Thursday, May 1, 2014

Janeczko Collection



Janeczko, Paul B. 2005. A Kick in the Head: an everyday guide to poetic forms. Ill. by Chris Raschka. Cambridge: Candlewick Press. ISBN: 076360662-6.

Book Review:

Paul Janeczko (how do you pronounce his name?) has become a favorite author/anthologist of mine, though there are many other poets who call to me regularly now with their works.  In this collection, which won the Claudia Lewis Award for poetry in 2006, Janeczko provides a short and sweet education on a variety of poetic forms, expressed through 29 poems by various traditional and contemporary poets.

Chris Raschka, who also collaborated on Janeczko’s A Poke in the I, creatively uses fabrics, torn paper collages and splashes of colorful pen and ink in illustrating the various poems in the collection; many illustrations are humorous, but a few also echo the gravity of the subject matter.  One ingenious addition: at the top of each page, Raschka adds clever pictorial clues which signify the number of syllables or lines used in the various poetic forms. 

From Ogden Nash, William Blake and Shakespeare to the more contemporary Gary Soto, Georgia Heard and X.J. Kennedy, Janeczko provides examples of traditional poetic forms like the couplet, tercet, quatrain and haiku to more obscure forms like the double dactyl, triolet, villanelle and pantoum.  Included with each poem is a definition of the form (in curiously tiny print), that describes the number of lines, rhyme scheme or syllable limits. 

There are also poems representing an ode (to Pablo’s shoes); an elegy to a tired little girl (“here lies resting, out of breath,/out of turns, Elizabeth;” and a clerihew, a poem that is made up of two rhyming couplets poking fun at a celebrity: (“Edgar Allan Poe/was passionately fond of roe./He always liked to chew some/When writing anything gruesome”).
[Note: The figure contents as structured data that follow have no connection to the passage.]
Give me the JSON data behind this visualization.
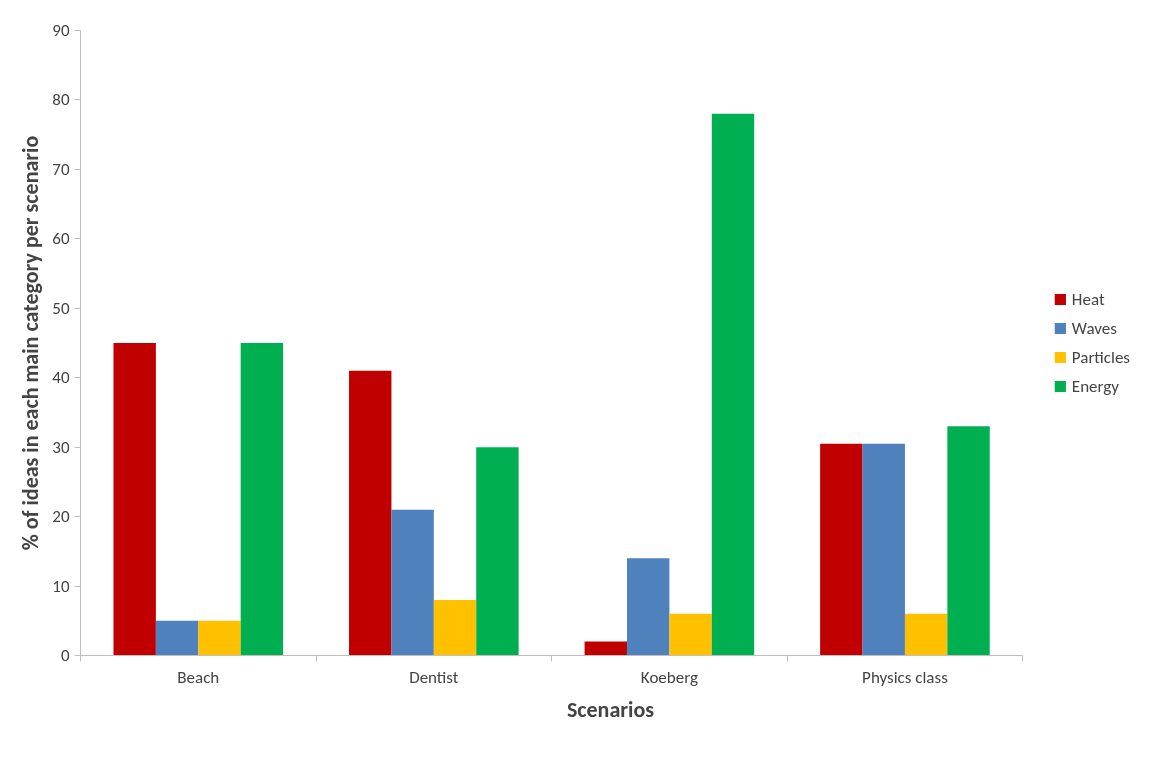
{
  "chart_data": {
    "type": "bar",
    "xlabel": "Scenarios",
    "ylabel": "% of ideas in each main category per scenario",
    "categories": [
      "Beach",
      "Dentist",
      "Koeberg",
      "Physics class"
    ],
    "series": [
      {
        "name": "Heat",
        "color": "#c00000",
        "values": [
          45,
          41,
          2,
          30.5
        ]
      },
      {
        "name": "Waves",
        "color": "#4f81bd",
        "values": [
          5,
          21,
          14,
          30.5
        ]
      },
      {
        "name": "Particles",
        "color": "#ffc000",
        "values": [
          5,
          8,
          6,
          6
        ]
      },
      {
        "name": "Energy",
        "color": "#00b050",
        "values": [
          45,
          30,
          78,
          33
        ]
      }
    ],
    "ylim": [
      0,
      90
    ],
    "yticks": [
      0,
      10,
      20,
      30,
      40,
      50,
      60,
      70,
      80,
      90
    ],
    "grid": false,
    "legend": "right"
  }
}
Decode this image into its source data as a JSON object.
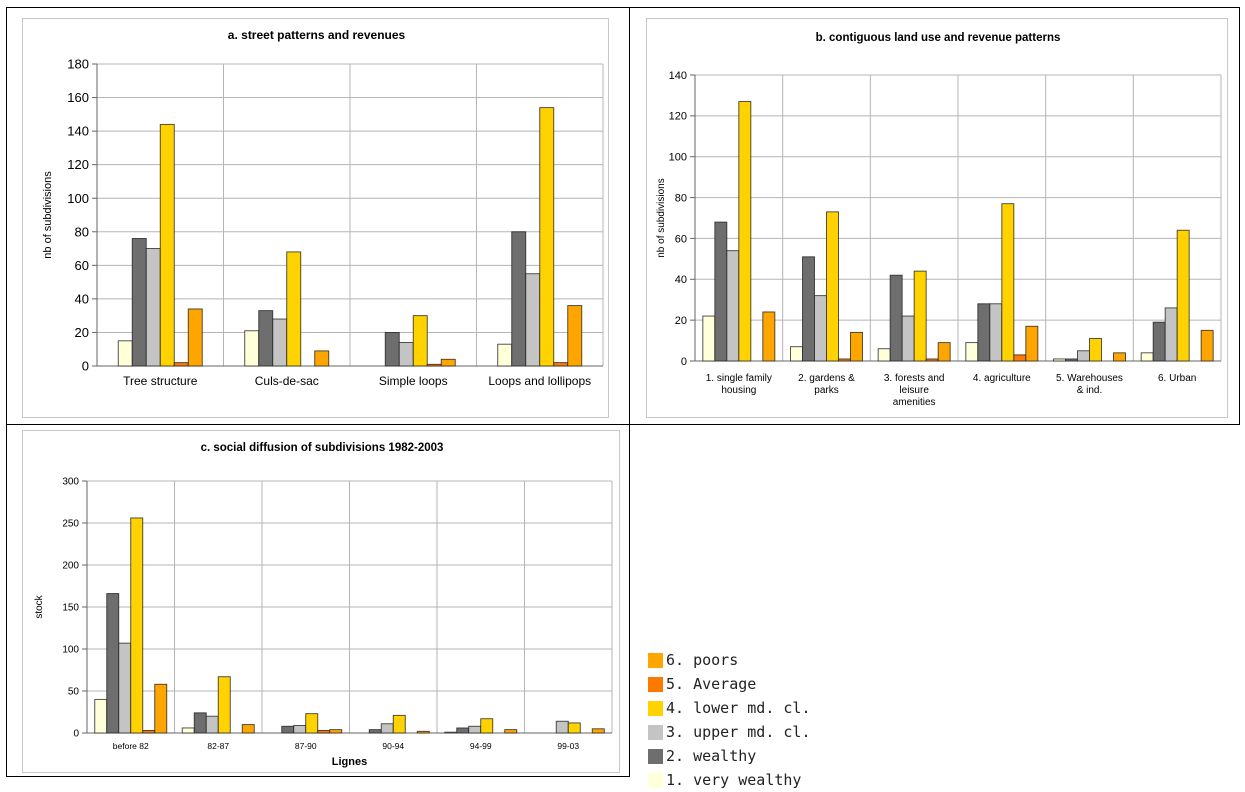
{
  "colors": {
    "very_wealthy": "#ffffd9",
    "wealthy": "#6e6e6e",
    "upper_md": "#c4c4c4",
    "lower_md": "#ffd200",
    "average": "#ff7800",
    "poors": "#ffa500"
  },
  "legend": [
    {
      "label": "6. poors",
      "color": "#ffa500"
    },
    {
      "label": "5. Average",
      "color": "#ff7800"
    },
    {
      "label": "4. lower md. cl.",
      "color": "#ffd200"
    },
    {
      "label": "3. upper md. cl.",
      "color": "#c4c4c4"
    },
    {
      "label": "2. wealthy",
      "color": "#6e6e6e"
    },
    {
      "label": "1. very wealthy",
      "color": "#ffffd9"
    }
  ],
  "chart_data": [
    {
      "id": "a",
      "type": "bar",
      "title": "a. street patterns and revenues",
      "xlabel": "",
      "ylabel": "nb of subdivisions",
      "ylim": [
        0,
        180
      ],
      "yticks": [
        0,
        20,
        40,
        60,
        80,
        100,
        120,
        140,
        160,
        180
      ],
      "grid": true,
      "categories": [
        [
          "Tree structure"
        ],
        [
          "Culs-de-sac"
        ],
        [
          "Simple loops"
        ],
        [
          "Loops and lollipops"
        ]
      ],
      "series": [
        {
          "name": "1. very wealthy",
          "values": [
            15,
            21,
            0,
            13
          ]
        },
        {
          "name": "2. wealthy",
          "values": [
            76,
            33,
            20,
            80
          ]
        },
        {
          "name": "3. upper md. cl.",
          "values": [
            70,
            28,
            14,
            55
          ]
        },
        {
          "name": "4. lower md. cl.",
          "values": [
            144,
            68,
            30,
            154
          ]
        },
        {
          "name": "5. Average",
          "values": [
            2,
            0,
            1,
            2
          ]
        },
        {
          "name": "6. poors",
          "values": [
            34,
            9,
            4,
            36
          ]
        }
      ]
    },
    {
      "id": "b",
      "type": "bar",
      "title": "b. contiguous land use and revenue patterns",
      "xlabel": "",
      "ylabel": "nb of subdivisions",
      "ylim": [
        0,
        140
      ],
      "yticks": [
        0,
        20,
        40,
        60,
        80,
        100,
        120,
        140
      ],
      "grid": true,
      "categories": [
        [
          "1. single family",
          "housing"
        ],
        [
          "2. gardens &",
          "parks"
        ],
        [
          "3. forests and",
          "leisure",
          "amenities"
        ],
        [
          "4. agriculture"
        ],
        [
          "5. Warehouses",
          "& ind."
        ],
        [
          "6. Urban"
        ]
      ],
      "series": [
        {
          "name": "1. very wealthy",
          "values": [
            22,
            7,
            6,
            9,
            1,
            4
          ]
        },
        {
          "name": "2. wealthy",
          "values": [
            68,
            51,
            42,
            28,
            1,
            19
          ]
        },
        {
          "name": "3. upper md. cl.",
          "values": [
            54,
            32,
            22,
            28,
            5,
            26
          ]
        },
        {
          "name": "4. lower md. cl.",
          "values": [
            127,
            73,
            44,
            77,
            11,
            64
          ]
        },
        {
          "name": "5. Average",
          "values": [
            0,
            1,
            1,
            3,
            0,
            0
          ]
        },
        {
          "name": "6. poors",
          "values": [
            24,
            14,
            9,
            17,
            4,
            15
          ]
        }
      ]
    },
    {
      "id": "c",
      "type": "bar",
      "title": "c. social diffusion of subdivisions 1982-2003",
      "xlabel": "Lignes",
      "ylabel": "stock",
      "ylim": [
        0,
        300
      ],
      "yticks": [
        0,
        50,
        100,
        150,
        200,
        250,
        300
      ],
      "grid": true,
      "categories": [
        [
          "before 82"
        ],
        [
          "82-87"
        ],
        [
          "87-90"
        ],
        [
          "90-94"
        ],
        [
          "94-99"
        ],
        [
          "99-03"
        ]
      ],
      "series": [
        {
          "name": "1. very wealthy",
          "values": [
            40,
            6,
            0,
            0,
            1,
            0
          ]
        },
        {
          "name": "2. wealthy",
          "values": [
            166,
            24,
            8,
            4,
            6,
            0
          ]
        },
        {
          "name": "3. upper md. cl.",
          "values": [
            107,
            20,
            9,
            11,
            8,
            14
          ]
        },
        {
          "name": "4. lower md. cl.",
          "values": [
            256,
            67,
            23,
            21,
            17,
            12
          ]
        },
        {
          "name": "5. Average",
          "values": [
            3,
            0,
            3,
            0,
            0,
            0
          ]
        },
        {
          "name": "6. poors",
          "values": [
            58,
            10,
            4,
            2,
            4,
            5
          ]
        }
      ]
    }
  ]
}
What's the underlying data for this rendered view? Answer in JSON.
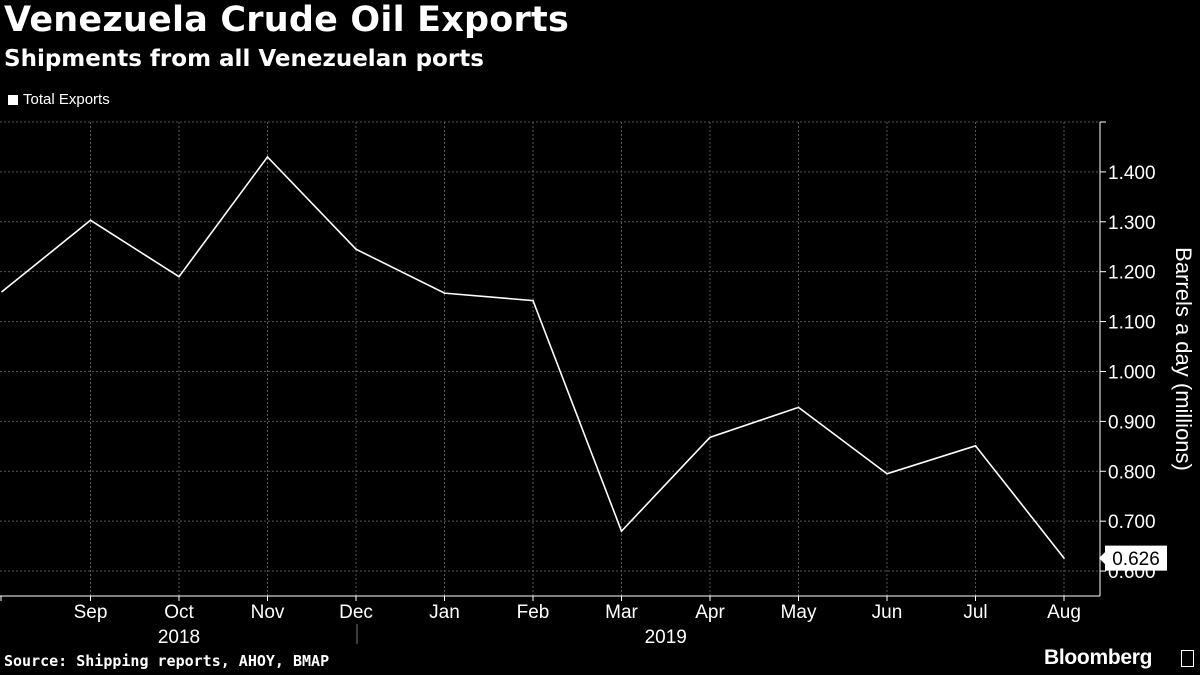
{
  "title": "Venezuela Crude Oil Exports",
  "subtitle": "Shipments from all Venezuelan ports",
  "legend_label": "Total Exports",
  "source": "Source: Shipping reports, AHOY, BMAP",
  "brand": "Bloomberg",
  "brand_icon": "bloomberg-terminal-icon",
  "colors": {
    "background": "#000000",
    "line": "#ffffff",
    "grid": "#555555"
  },
  "chart_data": {
    "type": "line",
    "title": "Venezuela Crude Oil Exports",
    "subtitle": "Shipments from all Venezuelan ports",
    "x": [
      "Aug",
      "Sep",
      "Oct",
      "Nov",
      "Dec",
      "Jan",
      "Feb",
      "Mar",
      "Apr",
      "May",
      "Jun",
      "Jul",
      "Aug"
    ],
    "x_tick_labels": [
      "Sep",
      "Oct",
      "Nov",
      "Dec",
      "Jan",
      "Feb",
      "Mar",
      "Apr",
      "May",
      "Jun",
      "Jul",
      "Aug"
    ],
    "year_labels": [
      "2018",
      "2019"
    ],
    "series": [
      {
        "name": "Total Exports",
        "values": [
          1.16,
          1.303,
          1.19,
          1.43,
          1.245,
          1.157,
          1.142,
          0.68,
          0.868,
          0.928,
          0.795,
          0.851,
          0.626
        ]
      }
    ],
    "ylabel": "Barrels a day (millions)",
    "y_ticks": [
      "0.600",
      "0.700",
      "0.800",
      "0.900",
      "1.000",
      "1.100",
      "1.200",
      "1.300",
      "1.400"
    ],
    "ylim": [
      0.55,
      1.5
    ],
    "last_value_label": "0.626",
    "grid": true,
    "legend_position": "top-left",
    "y_axis_position": "right"
  }
}
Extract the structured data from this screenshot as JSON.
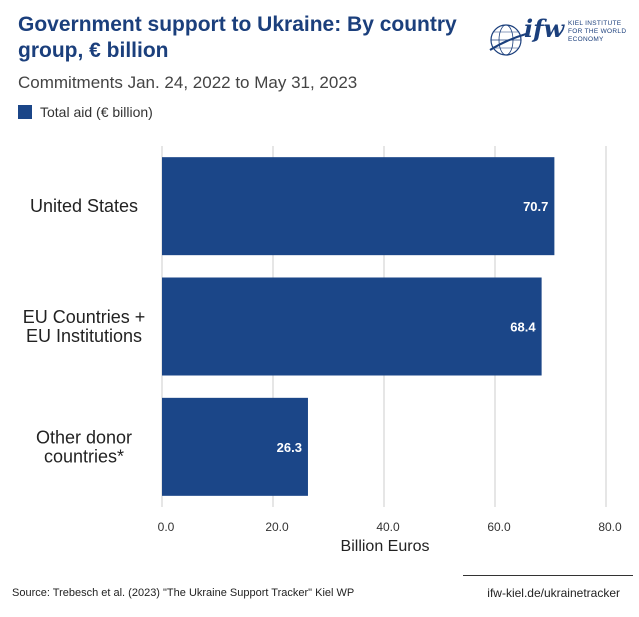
{
  "header": {
    "title": "Government support to Ukraine: By country group, € billion",
    "subtitle": "Commitments Jan. 24, 2022 to May 31, 2023"
  },
  "logo": {
    "mark": "ifw",
    "text": "KIEL INSTITUTE FOR THE WORLD ECONOMY"
  },
  "footer": {
    "source": "Source: Trebesch et al. (2023) \"The Ukraine Support Tracker\" Kiel WP",
    "url": "ifw-kiel.de/ukrainetracker"
  },
  "colors": {
    "bar": "#1b4688",
    "title": "#1b3f7c",
    "grid": "#cccccc"
  },
  "chart_data": {
    "type": "bar",
    "orientation": "horizontal",
    "categories": [
      "United States",
      "EU Countries + EU Institutions",
      "Other donor countries*"
    ],
    "category_lines": [
      [
        "United States"
      ],
      [
        "EU Countries +",
        "EU Institutions"
      ],
      [
        "Other donor",
        "countries*"
      ]
    ],
    "values": [
      70.7,
      68.4,
      26.3
    ],
    "value_labels": [
      "70.7",
      "68.4",
      "26.3"
    ],
    "series_name": "Total aid (€ billion)",
    "xlabel": "Billion Euros",
    "xlim": [
      0,
      80
    ],
    "ticks": [
      0,
      20,
      40,
      60,
      80
    ],
    "tick_labels": [
      "0.0",
      "20.0",
      "40.0",
      "60.0",
      "80.0"
    ],
    "grid": true
  }
}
Janeckzko discusses in his introduction that poetic rules make writing poems more challenging and more exciting.  “Knowing the rules makes poetry – like sports- more fun for the players and spectators alike.”  In browsing through this collection, it does indeed cause the reader to pause and focus to make sure that the poem examples given follow the rules described.  Does that haiku have 17 syllables, arranged in lines of 5, 7 and 5; does the cinquain have 22 syllables in lines of 2-4-6-8-2?  And what about that pantoum? Can you figure out the scheme?  Can you write one?  There is much fun to be had and information to be gleaned from this clever collection.

Sharing the Poetry:

The benefits of this collection for a classroom are plentiful.  Children can see examples of poetic forms to jump start their own efforts.  Many of the poems are fun to hear and read out loud, and the illustrations make browsing a pleasure.  Students could make their own book of poems containing some of these poetic forms and illustrate them by their own drawings or copy-right free images from Google as backgrounds. 

Selected Poem:

I was particularly fond of April Halprin Wayland’s clever and humorous version of Shakespeare’s Sonnet Number Twelve, which appears on a facing page from the original sonnet on page 29:

When I do count the clock that tells the time
And see my whole day gone and all its light;
When I sort out this sonnet’s classic rhyme
And try to comprehend with all my might;
When it occurs to me that I’ll be teased
By fellow students after they have heard
My sonnet said upon these trembling knees
My fervent wish?  That I’m disguised (with a beard).
Then of my wisdom do I question make.
What was I thinking when I said I’d try
For Drama Club – was I not yet awake?
Now I must climb from this black hole hereby;
For nothing ‘gainst Mr. J can make defense
Save bribes, to brave him when he hears me hence.